8. März 2016 um 12:32

Hallo Liebe Forums-Leser!

Ich brauche Euren Rat bzw. Eure Erfahrungen, wie das bei Euch zu Hause so läuft.

Wir (7 Jahre verheiratet) haben 2 Kinder (2,5 Jahre und 3 Monate). Ich bin in Elternzeit, mein Mann selbstständig (Berater), kommt mittlerweile jeden Abend gegen 19 Uhr nach Hause (war früher mal gegen 18 Uhr, hat sich immer weiter nach hinten verschoben).

Ich kümmere mich um die Kinder, er geht arbeiten. Ich gehe auch wieder arbeiten nach der Elternzeit, habe vorher auch gearbeitet. Ich bringe also morgens die Große zum Kindergarten und hole sie nach 6 Stunden wieder ab (wenn sie nicht wie jetzt schon seit 1 Woche krank ist)...

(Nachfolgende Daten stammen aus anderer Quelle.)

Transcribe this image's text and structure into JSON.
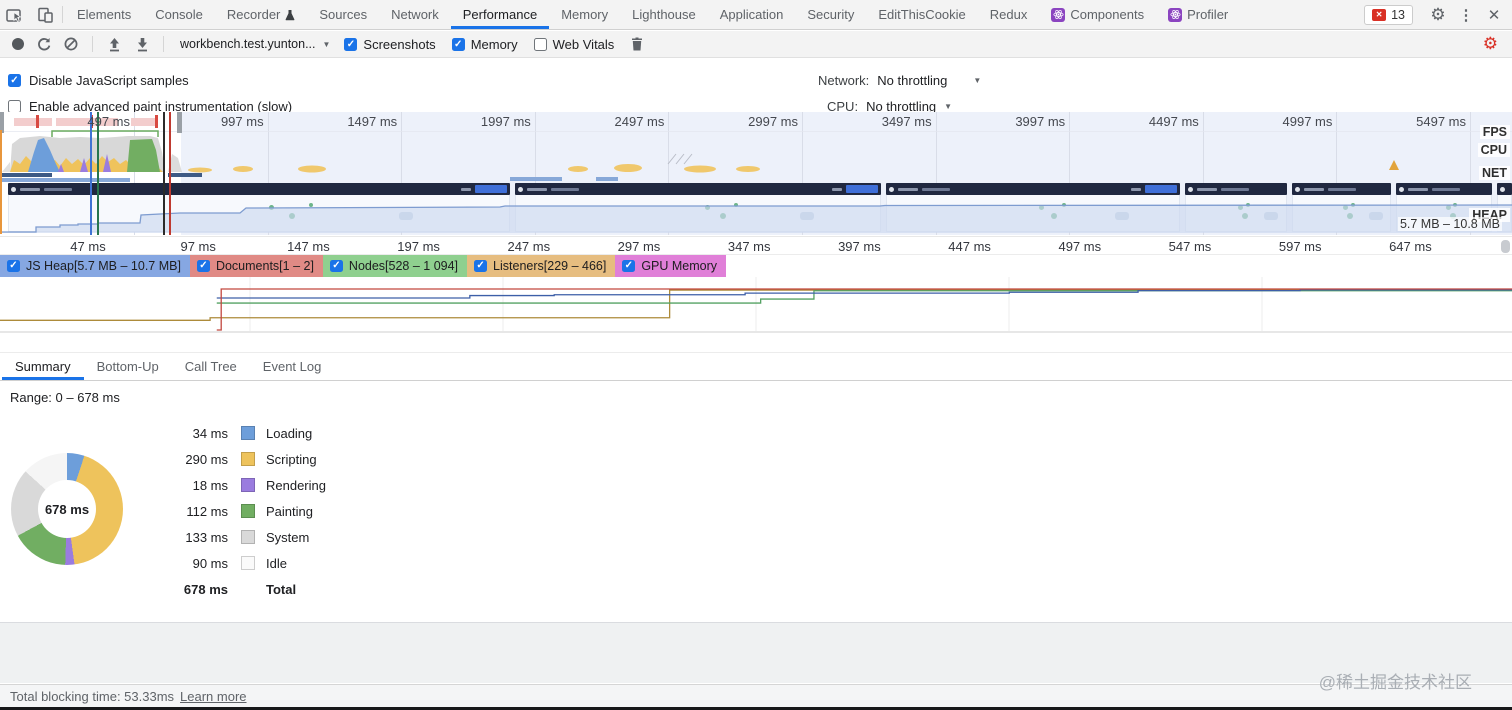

Die Große bringe ich dann abends ins Bett, Abendritual beginnt schon gegen 18 Uhr, dann gehen wir hoch - ins Bad, Umziehen, Zähneputzen, Vorlesen etc. Die Kleine mittendrin (leider dann auch schon oft müde und weint). Wenn mein Mann dann nach Hause kommt, bleibt er unten, weil die Große sonst ganz aufgedreht wäre und somit mache ich das alles alleine. Er sagt auch am Wochenende, er könnte das einfach nicht, sie sieht ihn als Spielkameraden, ich muss sie also immer ins Bett bringen. Bleibe bei ihr bis sie schläft, anders kriegen wir das zur Zeit nicht hin. Sonst müsste ich sie weinen lassen.

Wenn Sie dann schlaft 19:30 bis 20:00 Uhr gehe ich wieder runter. Unten sitzt dann mein Mann auf der Couch vor dem Laptop und sucht sich irgendeinen Film raus. Selten hat er die Kleine mal auf dem Arm (da reagiert die Große auch eifersüchtig) aber auch abends kommt er leider nicht auf die Idee zu sagen: "Komm, gib sie mir doch mal, lehn Dich doch mal ne halbe Stunde zurück". Wenn die Kleine dan das nächste Mal wach ist oder vorher gehe ich mit ihr zusammen ins Bad und mache mich bettfertig, um sie danach nochmal zu stillen und sie dann zum Schlafen zu bringen. Das dauert manchmal...

Mein Mann hatte Elternzeit die ersten zwei Monate. Er war aber jeden Tag im Büro, es sah nicht so gut aus für's Unternehmen (er ist aber generell jemand, der nicht positiv denkt, leider). Also hat er es meiner Meinung nach verpasst, eine Bindung zur Kleinen aufzubauen. Wie gesagt, auch jetzt hat er sie selten auf dem Arm, hat sie in den 3 Monaten 3 Mal gewickelt, nicht umgezogen und so weiter.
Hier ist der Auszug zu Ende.